Elle pouffe de rire entre ses mains. Je souris face à cette coquetterie innocente.

— Sois chez moi dans une dizaine de minutes, lui ordonné-je.

— Très bien... Et du coup, je fais quoi pendant ce temps si précieux ? sermonne-t-elle en perdant son sourire. Je compte le nombre de passants dans la rue entre le trottoir de gauche et le trottoir de droite ?

— Non. Mais peut-être le nombre de voitures qui passent ! rentré-je dans son jeu. J'aimerais me plaindre auprès de la mairie sur ce bruit permanent. Cependant, faut-il que je vienne avec des preuves et des statistiques, sinon ça ne fonctionne pas !

— Bien sûr ! Je vois. Et pensez-vous que si je prends le métro direction chez moi, je puisse faire ce genre de statistiques ?

— Eh bien, non. Ça ne fonctionne pas vu que c'est loin de chez moi. Il faudrait que tu le fasses tout près. Mais pas trop, on pourrait te voir...

— Personne ne nous verra. Si c'est ça qui vous inquiète, clarifie-t-elle en levant les yeux au ciel.

— Que tu dis ! Je me rends compte que Paris n'est pas bien grande, conclus-je.

— Surtout quand on s'appelle James Taylor..., murmure-t-elle en croisant les bras.

— S'il te plait, Charlie. C'est pour toi que je fais ça, essayé-je de la convaincre d'une voix douce.

— D'accord, abdique-t-elle. Oh ! J'ai une idée ! Je vais aller acheter de quoi nous amuser au Sex-Shop.

— C'est à dire ? demandé-je soudain soucieux.

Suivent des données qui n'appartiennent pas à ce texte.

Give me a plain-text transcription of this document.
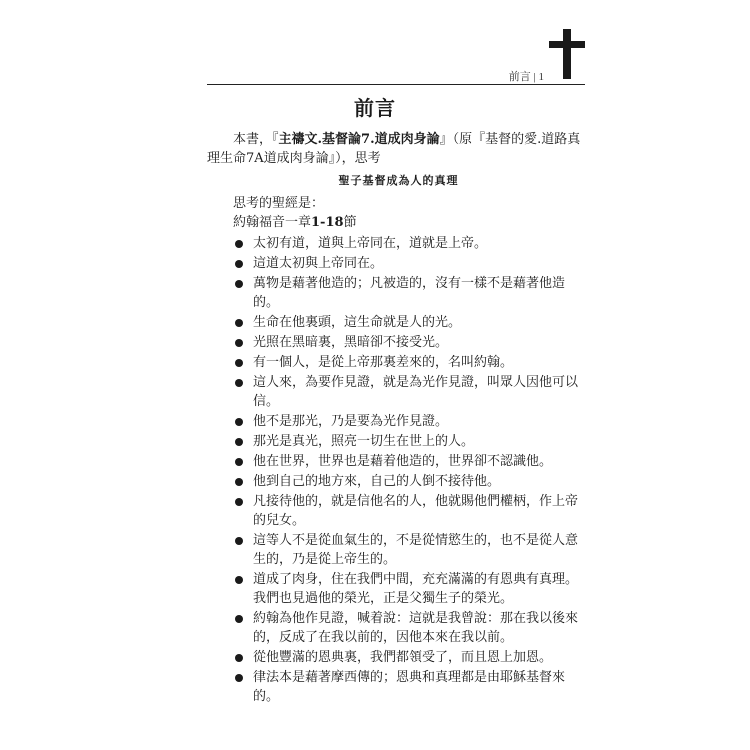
前言 | 1
前言

本書，『主禱文.基督論7.道成肉身論』（原『基督的愛.道路真理生命7A道成肉身論』），思考

聖子基督成為人的真理
思考的聖經是：
約翰福音一章1-18節
太初有道，道與上帝同在，道就是上帝。
這道太初與上帝同在。
萬物是藉著他造的；凡被造的，沒有一樣不是藉著他造的。
生命在他裏頭，這生命就是人的光。
光照在黑暗裏，黑暗卻不接受光。
有一個人，是從上帝那裏差來的，名叫約翰。
這人來，為要作見證，就是為光作見證，叫眾人因他可以信。
他不是那光，乃是要為光作見證。
那光是真光，照亮一切生在世上的人。
他在世界，世界也是藉着他造的，世界卻不認識他。
他到自己的地方來，自己的人倒不接待他。
凡接待他的，就是信他名的人，他就賜他們權柄，作上帝的兒女。
這等人不是從血氣生的，不是從情慾生的，也不是從人意生的，乃是從上帝生的。
道成了肉身，住在我們中間，充充滿滿的有恩典有真理。我們也見過他的榮光，正是父獨生子的榮光。
約翰為他作見證，喊着說：這就是我曾說：那在我以後來的，反成了在我以前的，因他本來在我以前。
從他豐滿的恩典裏，我們都領受了，而且恩上加恩。
律法本是藉著摩西傳的；恩典和真理都是由耶穌基督來的。
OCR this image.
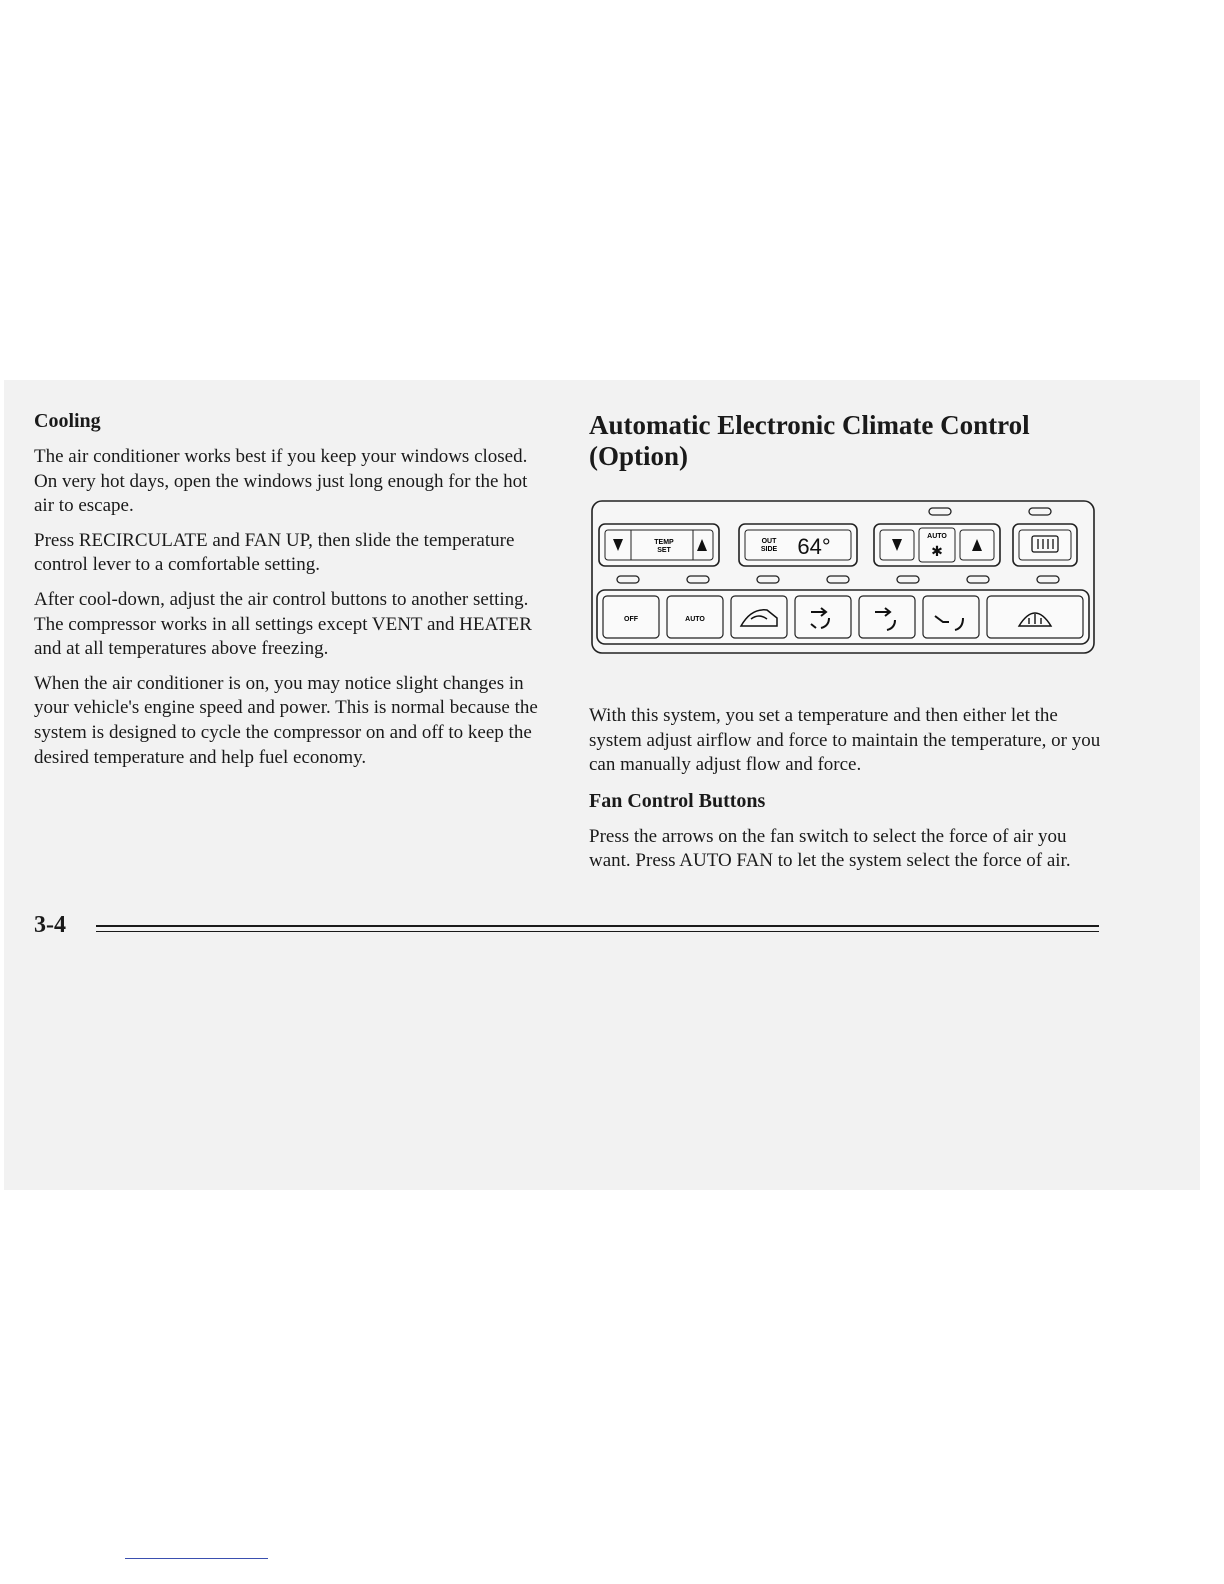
Cooling

The air conditioner works best if you keep your windows closed. On very hot days, open the windows just long enough for the hot air to escape.

Press RECIRCULATE and FAN UP, then slide the temperature control lever to a comfortable setting.

After cool-down, adjust the air control buttons to another setting. The compressor works in all settings except VENT and HEATER and at all temperatures above freezing.

When the air conditioner is on, you may notice slight changes in your vehicle's engine speed and power. This is normal because the system is designed to cycle the compressor on and off to keep the desired temperature and help fuel economy.

Automatic Electronic Climate Control (Option)
TEMP
SET
OUT
SIDE 64°	AUTO
✱
OFF	AUTO

With this system, you set a temperature and then either let the system adjust airflow and force to maintain the temperature, or you can manually adjust flow and force.

Fan Control Buttons

Press the arrows on the fan switch to select the force of air you want. Press AUTO FAN to let the system select the force of air.

3-4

— Des accessoires, des films X... Je vais regarder. Vous voulez venir ?

— En se tenant la main ? Je trouve qu'on ne se montre pas assez.

Elle éclate de rire face à mon ironie paniquée.

— Je plaisante ! J'attendrai dix minutes avant de venir.

— Mais c'est sérieux cette histoire d'accessoires ?

— Non.

— Parce que sinon...

— Non, vous rêvez.

Dix minutes. Montre en main. La voilà devant ma porte d'entrée. Alléchante sans son manteau ni son pull qu'elle a déjà rangés soigneusement dans son sac en arrivant devant mon appartement.

J'ai pris soin d'ambiancer le moment en y ajoutant un fond de musique. Elle entre sur La Javanaise de Serge Gainsbourg. L'alchimie érotique entre la chanson et la présence de ma magnifique Vénus est parfaite. Écrite pour ce passe-temps charnel entre nous.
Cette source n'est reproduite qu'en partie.